I’m back! After an unintentional two week hiatus I am hopefully back on blogging track. Rehearsals have been manic and there was simply no free time to post any recipes much to my disappointment – I was beginning to get blogging withdrawal symptoms. It’s been quite difficult to cook in the evenings also so I’ve been relying too much on shop bought food, which has not agreed with me but thankfully we are now at the start of our tour and I finally get some routine back.
Over the past two weeks I’ve consumed a ton of hummus, heaps of raw veg, way too many Nakd bars and I almost overdosed on Marmite rice cakes. The only hot dishes I managed to cook was a tofu stir fry, a thai red curry and pasta with pesto (the brand I use is Dress Italian sun ripened tomato pesto, which has no parmesan and is suitable for vegans). I mustn’t forget my ultimate standby ready meal ingredient that has been a life saver over this past fortnight……..the totally delectable Linda McCartney sausages, which I used in several meals including a delicious sausage, mushroom and spring onion sandwich, a sausage and beans meal and today a vegan breakfast consisting of tofu scramble, vegan sausage and toast.
Here then is the recipe for that super simple tofu scramble. Normally, i.e. in my own kitchen, I would use tumeric to give it lovely golden colour and maybe some mushrooms but I had to work with what I had and it turned out pretty well. The photo is of the leftovers – a falafel, pasta, tofu scramble combo, which may sound pretty random but was actually rather satisfying. Oh, good news my vegan friends! I discovered that Cauldron have removed the honey from their falafel so we can now eat them to our hearts content – woop woop!!
I digress, back to the matter at hand…..that lovely tofu scramble. It’s good to be back – I missed y’all x
300g extra firm tofu (I used the Cauldron brand)
1/2 red onion
1/2 red pepper
1/2 green pepper
2 large garlic cloves
handful chopped flat leaf parsley
1 tbsp oregano
salt and pepper
Heat a little olive oil and/or some soy butter in a frying pan/skillet. Finely dice the onion and add to pan along with some sea salt. Allow to soften but not colour.

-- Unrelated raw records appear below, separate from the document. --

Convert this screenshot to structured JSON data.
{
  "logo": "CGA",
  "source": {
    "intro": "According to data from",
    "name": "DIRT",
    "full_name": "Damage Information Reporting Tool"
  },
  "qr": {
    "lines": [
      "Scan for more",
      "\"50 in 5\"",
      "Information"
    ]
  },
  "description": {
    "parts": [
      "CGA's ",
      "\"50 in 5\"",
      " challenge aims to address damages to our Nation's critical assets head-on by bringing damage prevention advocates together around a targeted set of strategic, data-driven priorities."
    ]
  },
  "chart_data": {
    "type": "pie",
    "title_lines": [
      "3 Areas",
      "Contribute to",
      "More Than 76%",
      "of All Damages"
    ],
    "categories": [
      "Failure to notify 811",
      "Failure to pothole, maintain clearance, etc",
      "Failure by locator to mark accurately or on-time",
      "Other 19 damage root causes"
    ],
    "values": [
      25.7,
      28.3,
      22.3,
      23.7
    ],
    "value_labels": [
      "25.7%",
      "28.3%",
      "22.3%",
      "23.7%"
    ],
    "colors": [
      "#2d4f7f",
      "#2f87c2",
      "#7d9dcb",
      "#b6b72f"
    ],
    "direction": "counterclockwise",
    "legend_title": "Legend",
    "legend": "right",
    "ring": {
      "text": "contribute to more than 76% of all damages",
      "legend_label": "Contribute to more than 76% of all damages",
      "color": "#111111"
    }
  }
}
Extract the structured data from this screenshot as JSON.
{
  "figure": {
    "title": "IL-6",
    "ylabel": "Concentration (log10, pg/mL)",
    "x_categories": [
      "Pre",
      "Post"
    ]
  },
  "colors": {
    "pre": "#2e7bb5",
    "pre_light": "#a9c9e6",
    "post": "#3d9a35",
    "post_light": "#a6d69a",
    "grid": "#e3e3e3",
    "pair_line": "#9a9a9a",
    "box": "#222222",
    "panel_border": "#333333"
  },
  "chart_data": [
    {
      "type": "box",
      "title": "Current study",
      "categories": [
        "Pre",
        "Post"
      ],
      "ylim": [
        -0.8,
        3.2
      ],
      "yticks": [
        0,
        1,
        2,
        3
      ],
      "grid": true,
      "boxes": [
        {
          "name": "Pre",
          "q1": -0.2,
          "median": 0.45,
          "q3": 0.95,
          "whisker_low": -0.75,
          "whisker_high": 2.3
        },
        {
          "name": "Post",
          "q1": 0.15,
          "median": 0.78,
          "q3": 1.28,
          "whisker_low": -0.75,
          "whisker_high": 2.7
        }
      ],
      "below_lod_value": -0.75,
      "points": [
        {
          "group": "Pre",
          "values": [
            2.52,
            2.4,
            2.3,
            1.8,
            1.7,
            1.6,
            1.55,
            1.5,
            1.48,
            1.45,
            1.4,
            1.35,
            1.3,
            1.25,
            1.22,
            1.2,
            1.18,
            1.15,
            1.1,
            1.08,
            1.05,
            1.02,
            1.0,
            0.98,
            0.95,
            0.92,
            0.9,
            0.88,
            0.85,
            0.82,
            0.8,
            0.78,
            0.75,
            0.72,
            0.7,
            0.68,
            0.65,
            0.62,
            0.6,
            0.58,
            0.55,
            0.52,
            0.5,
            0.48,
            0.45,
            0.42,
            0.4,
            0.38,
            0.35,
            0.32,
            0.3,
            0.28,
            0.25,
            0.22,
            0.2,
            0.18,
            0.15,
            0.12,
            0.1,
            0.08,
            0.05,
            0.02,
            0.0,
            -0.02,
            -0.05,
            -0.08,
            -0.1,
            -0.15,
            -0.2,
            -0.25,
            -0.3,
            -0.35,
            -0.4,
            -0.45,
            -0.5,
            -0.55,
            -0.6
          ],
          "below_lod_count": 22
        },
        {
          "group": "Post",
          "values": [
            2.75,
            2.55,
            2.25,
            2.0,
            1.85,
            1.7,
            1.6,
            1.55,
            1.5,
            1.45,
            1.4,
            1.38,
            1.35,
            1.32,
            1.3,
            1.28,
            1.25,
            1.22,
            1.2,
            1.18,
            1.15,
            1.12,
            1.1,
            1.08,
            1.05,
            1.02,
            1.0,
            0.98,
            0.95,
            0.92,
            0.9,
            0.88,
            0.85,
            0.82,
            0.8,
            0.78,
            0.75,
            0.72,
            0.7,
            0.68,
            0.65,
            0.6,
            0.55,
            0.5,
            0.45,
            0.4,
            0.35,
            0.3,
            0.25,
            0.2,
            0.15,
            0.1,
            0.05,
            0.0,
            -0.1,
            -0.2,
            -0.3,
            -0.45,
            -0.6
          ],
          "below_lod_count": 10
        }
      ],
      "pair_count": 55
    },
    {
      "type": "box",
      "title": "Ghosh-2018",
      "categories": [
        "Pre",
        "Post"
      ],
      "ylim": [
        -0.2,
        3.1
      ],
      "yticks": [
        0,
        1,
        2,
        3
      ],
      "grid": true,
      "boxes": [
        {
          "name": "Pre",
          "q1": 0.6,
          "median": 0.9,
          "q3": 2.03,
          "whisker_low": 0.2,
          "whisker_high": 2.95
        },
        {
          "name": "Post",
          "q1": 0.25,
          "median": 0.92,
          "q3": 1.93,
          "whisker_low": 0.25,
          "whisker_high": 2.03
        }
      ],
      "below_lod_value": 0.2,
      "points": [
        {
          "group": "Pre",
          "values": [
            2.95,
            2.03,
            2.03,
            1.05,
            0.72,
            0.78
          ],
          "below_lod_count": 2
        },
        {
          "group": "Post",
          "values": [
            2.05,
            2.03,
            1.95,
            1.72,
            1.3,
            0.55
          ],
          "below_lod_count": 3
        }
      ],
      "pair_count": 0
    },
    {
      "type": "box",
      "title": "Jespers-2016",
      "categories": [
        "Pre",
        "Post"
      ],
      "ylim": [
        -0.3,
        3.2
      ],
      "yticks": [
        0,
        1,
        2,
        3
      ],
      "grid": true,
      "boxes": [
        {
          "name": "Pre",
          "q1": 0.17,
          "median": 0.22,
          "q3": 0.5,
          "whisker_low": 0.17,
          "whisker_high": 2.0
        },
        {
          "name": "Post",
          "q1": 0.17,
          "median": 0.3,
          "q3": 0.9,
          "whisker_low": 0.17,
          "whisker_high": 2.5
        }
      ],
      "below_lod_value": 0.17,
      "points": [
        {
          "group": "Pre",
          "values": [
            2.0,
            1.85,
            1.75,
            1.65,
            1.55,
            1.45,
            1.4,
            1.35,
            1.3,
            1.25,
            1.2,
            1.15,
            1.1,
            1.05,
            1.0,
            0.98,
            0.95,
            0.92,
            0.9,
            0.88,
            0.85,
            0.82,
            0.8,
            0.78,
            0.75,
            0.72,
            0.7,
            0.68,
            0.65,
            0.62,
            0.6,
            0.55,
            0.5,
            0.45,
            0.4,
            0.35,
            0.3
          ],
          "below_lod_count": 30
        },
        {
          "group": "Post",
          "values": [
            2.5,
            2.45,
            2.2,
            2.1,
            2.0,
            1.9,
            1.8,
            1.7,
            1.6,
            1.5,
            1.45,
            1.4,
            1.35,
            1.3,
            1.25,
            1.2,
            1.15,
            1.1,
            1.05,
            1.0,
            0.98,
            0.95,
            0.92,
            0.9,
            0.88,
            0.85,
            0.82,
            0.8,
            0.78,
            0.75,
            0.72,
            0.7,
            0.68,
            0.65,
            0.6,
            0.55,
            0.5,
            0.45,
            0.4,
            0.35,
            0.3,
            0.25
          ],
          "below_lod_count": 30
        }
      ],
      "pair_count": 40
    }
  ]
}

Chop the pepper into small pieces and add to pan. Sweat for a few minutes before adding the minced garlic. Season, add the oregano and cook for at least 10 minutes until the veg is soft ensuring to stir frequently.
Crumble in the tofu – not too finely as some larger chunks are good for texture. Generously season and cook for 7-10 minutes, again, stirring frequently.
Before serving add the chopped parsley, taste and season if necessary. Great on its own, with toast or as part of a vegan cooked breakfast. Enjoy!